The expression "long in the tooth" took on a horrifying new meaning after we saw the X-rays. Roots of three evil wisdom teeth pierced deep into the gums, like a witch's bony finger punctuated with a talon. The dentist says they're too long to pull right there in the office. He recommends an oral surgeon.
"Maxillofacial" itself is a beautiful word, something a real estate mogul might name his firstborn son: Maxillofacial Wallace-LaRue. It actually refers to bones in the skull that connect to form the upper jaw; it's the fancy word that oral surgeons like to put on business cards. It's a shame that such a lovely combination of letters is linked with pain rather than pleasure. Unlikely: "Maxillofacial is taking me on his yacht in the Greek Isles!" Likely: "Holy God, they are going to bust open my maxillofacial like they're tearing up an old parking lot."
The appearance of someone's (or something's) mouth and teeth can reveal a lot about their diet, their habits and habitat, even their socioeconomic status. That's why dental records are used for identification and why lying to a dentist about, say, your flossing regime is worthless. They already know. The late comedian Mitch Hedberg once said, "I can't get into the flossing thing. People who smoke say, 'Man, you don't know how hard it is to stop smoking.' Yes, I do. It's as hard as it is to start flossing."
The night after scheduling the maxillofacial surgery, ordering a SkullSplitter Ale was the right thing to do. An immediate advantage of getting one is the badass way you feel just saying the name aloud. And there he is, right on the bottle: Thorfinn Hausakluif. SkullSpitter. He's standing on the shores of Orkney, an archipelago off of Scotland's northern coast. The label says he was the Seventh Viking Earl of Orkney about 1,000 years ago and here, he's clad in a cape with what appears to be a dashing (yet manly) white shawl around his neck, clutching a shield and spear.

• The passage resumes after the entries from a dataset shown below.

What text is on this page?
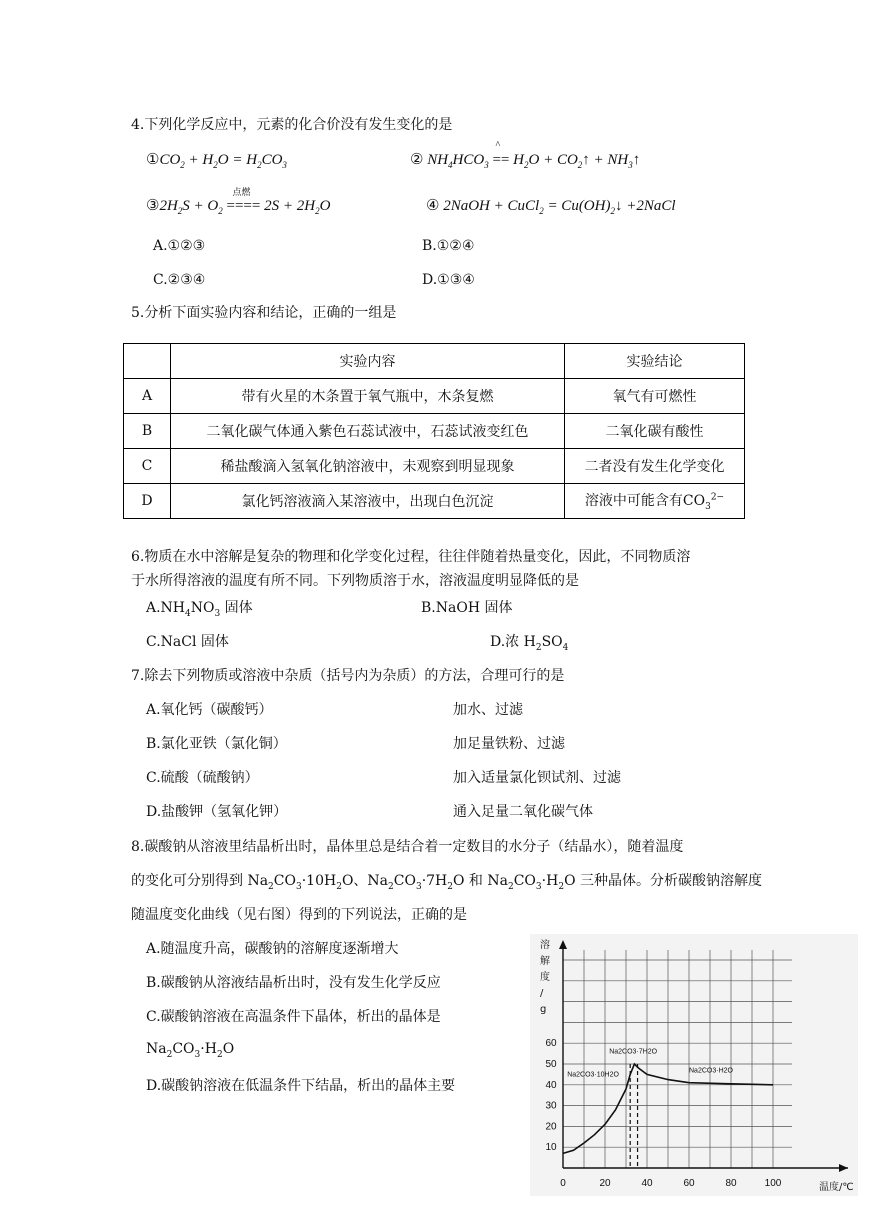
4.下列化学反应中，元素的化合价没有发生变化的是
$①CO_2 + H_2O = H_2CO_3$	② $NH_4HCO_3$
^
== $H_2O$ + $CO_2↑$ + $NH_3↑$
$③2H_2S + O_2$
点燃
==== $2S + 2H_2O$	④ 2NaOH + CuCl$_2$ = $Cu(OH)_2↓$ +2NaCl
A.①②③	B.①②④
C.②③④	D.①③④
5.分析下面实验内容和结论，正确的一组是
	实验内容	实验结论
A	带有火星的木条置于氧气瓶中，木条复燃	氧气有可燃性
B	二氧化碳气体通入紫色石蕊试液中，石蕊试液变红色	二氧化碳有酸性
C	稀盐酸滴入氢氧化钠溶液中，未观察到明显现象	二者没有发生化学变化
D	氯化钙溶液滴入某溶液中，出现白色沉淀	溶液中可能含有$CO_3^{2-}$
6.物质在水中溶解是复杂的物理和化学变化过程，往往伴随着热量变化，因此，不同物质溶
于水所得溶液的温度有所不同。下列物质溶于水，溶液温度明显降低的是
$A.NH_4NO_3$ 固体	B.NaOH 固体
C.NaCl 固体	D.浓 $H_2SO_4$
7.除去下列物质或溶液中杂质（括号内为杂质）的方法，合理可行的是
A.氧化钙（碳酸钙）	加水、过滤
B.氯化亚铁（氯化铜）	加足量铁粉、过滤
C.硫酸（硫酸钠）	加入适量氯化钡试剂、过滤
D.盐酸钾（氢氧化钾）	通入足量二氧化碳气体
8.碳酸钠从溶液里结晶析出时，晶体里总是结合着一定数目的水分子（结晶水），随着温度
的变化可分别得到 $Na_2CO_3\cdot 10H_2O$、$Na_2CO_3\cdot 7H_2O$ 和 $Na_2CO_3\cdot H_2O$ 三种晶体。分析碳酸钠溶解度
随温度变化曲线（见右图）得到的下列说法，正确的是
A.随温度升高，碳酸钠的溶解度逐渐增大
B.碳酸钠从溶液结晶析出时，没有发生化学反应
C.碳酸钠溶液在高温条件下晶体，析出的晶体是
$Na_2CO_3\cdot H_2O$
D.碳酸钠溶液在低温条件下结晶，析出的晶体主要
0	20	40	60	80	100
10
20
30
40
50
60
温度/℃
溶
解
度
/
g
Na2CO3·10H2O
Na2CO3·7H2O
Na2CO3·H2O
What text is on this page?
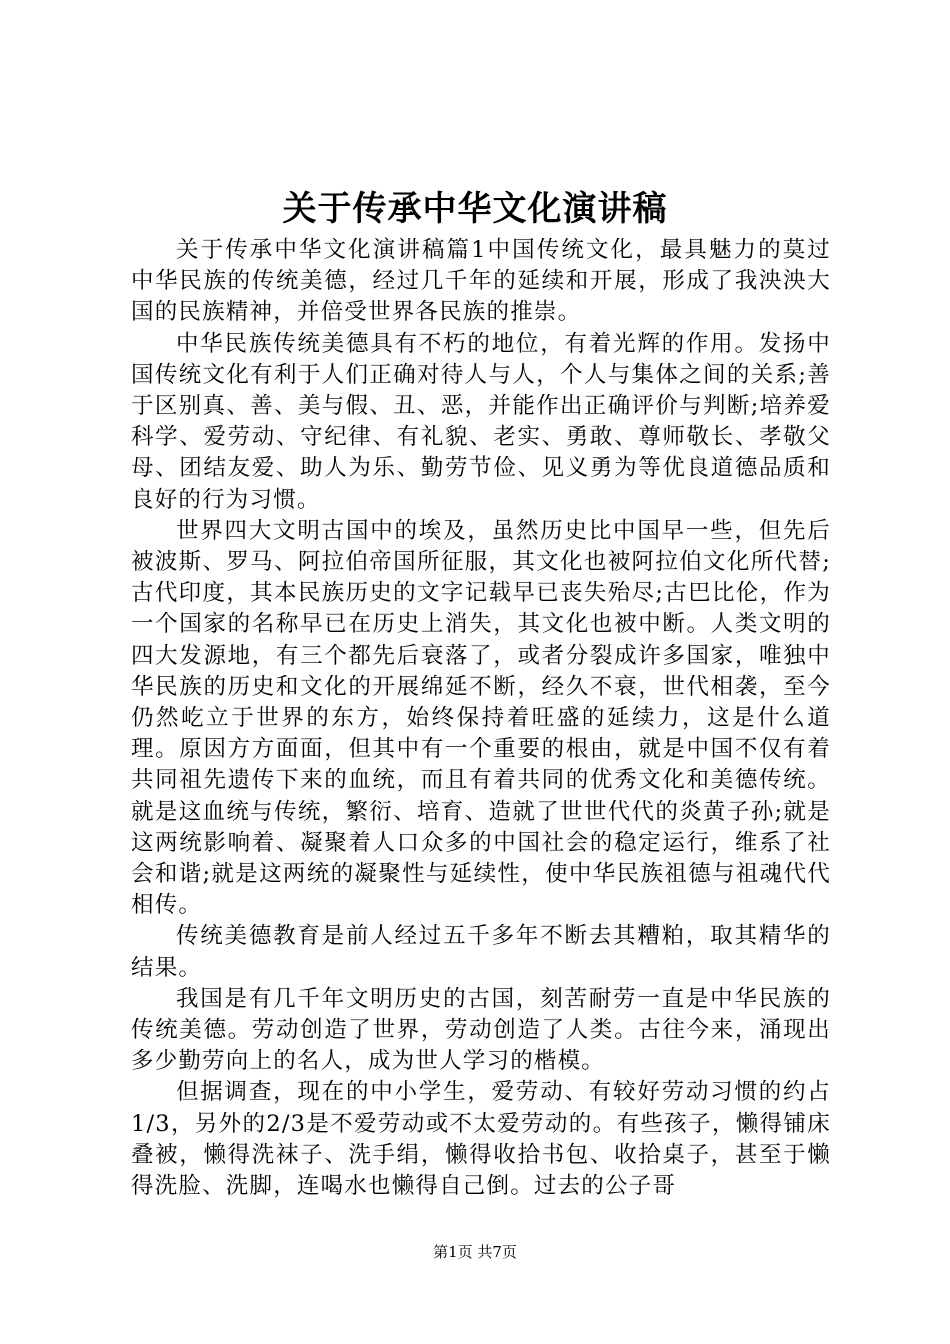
关于传承中华文化演讲稿

关于传承中华文化演讲稿篇1中国传统文化，最具魅力的莫过中华民族的传统美德，经过几千年的延续和开展，形成了我泱泱大国的民族精神，并倍受世界各民族的推崇。

中华民族传统美德具有不朽的地位，有着光辉的作用。发扬中国传统文化有利于人们正确对待人与人，个人与集体之间的关系;善于区别真、善、美与假、丑、恶，并能作出正确评价与判断;培养爱科学、爱劳动、守纪律、有礼貌、老实、勇敢、尊师敬长、孝敬父母、团结友爱、助人为乐、勤劳节俭、见义勇为等优良道德品质和良好的行为习惯。

世界四大文明古国中的埃及，虽然历史比中国早一些，但先后被波斯、罗马、阿拉伯帝国所征服，其文化也被阿拉伯文化所代替;古代印度，其本民族历史的文字记载早已丧失殆尽;古巴比伦，作为一个国家的名称早已在历史上消失，其文化也被中断。人类文明的四大发源地，有三个都先后衰落了，或者分裂成许多国家，唯独中华民族的历史和文化的开展绵延不断，经久不衰，世代相袭，至今仍然屹立于世界的东方，始终保持着旺盛的延续力，这是什么道理。原因方方面面，但其中有一个重要的根由，就是中国不仅有着共同祖先遗传下来的血统，而且有着共同的优秀文化和美德传统。就是这血统与传统，繁衍、培育、造就了世世代代的炎黄子孙;就是这两统影响着、凝聚着人口众多的中国社会的稳定运行，维系了社会和谐;就是这两统的凝聚性与延续性，使中华民族祖德与祖魂代代相传。

传统美德教育是前人经过五千多年不断去其糟粕，取其精华的结果。

我国是有几千年文明历史的古国，刻苦耐劳一直是中华民族的传统美德。劳动创造了世界，劳动创造了人类。古往今来，涌现出多少勤劳向上的名人，成为世人学习的楷模。

但据调查，现在的中小学生，爱劳动、有较好劳动习惯的约占1/3，另外的2/3是不爱劳动或不太爱劳动的。有些孩子，懒得铺床叠被，懒得洗袜子、洗手绢，懒得收拾书包、收拾桌子，甚至于懒得洗脸、洗脚，连喝水也懒得自己倒。过去的公子哥

第1页 共7页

This is a guy who'd gladly extract his own Nordic wisdom teeth with nary a flinch and then move right along to cracking some skulls.
This classic Scotch ale is roughly the color of flat Diet Pepsi. It's made at the Orkney Brewery, which opened in 1988. At 8.5 percent alcohol, this beer is not messing around. It's a strong, clean finish. A Viking conquest. Heck, ol' SkullSplitter himself would be a fierce replacement for St. Apollonia, the patron saint of dentists and oral surgeons. She was a martyr who had every tooth violently ripped out of her jaw in Alexandria, Egypt, around 249 A.D. If SkullSplitter were in charge, he'd bless patients with courage, bravado and a potent brew. Unless it turns out the Viking Age was ultimately taken down in a fit of maxillofacial surgery gone awry. And in that case we're totally screwed.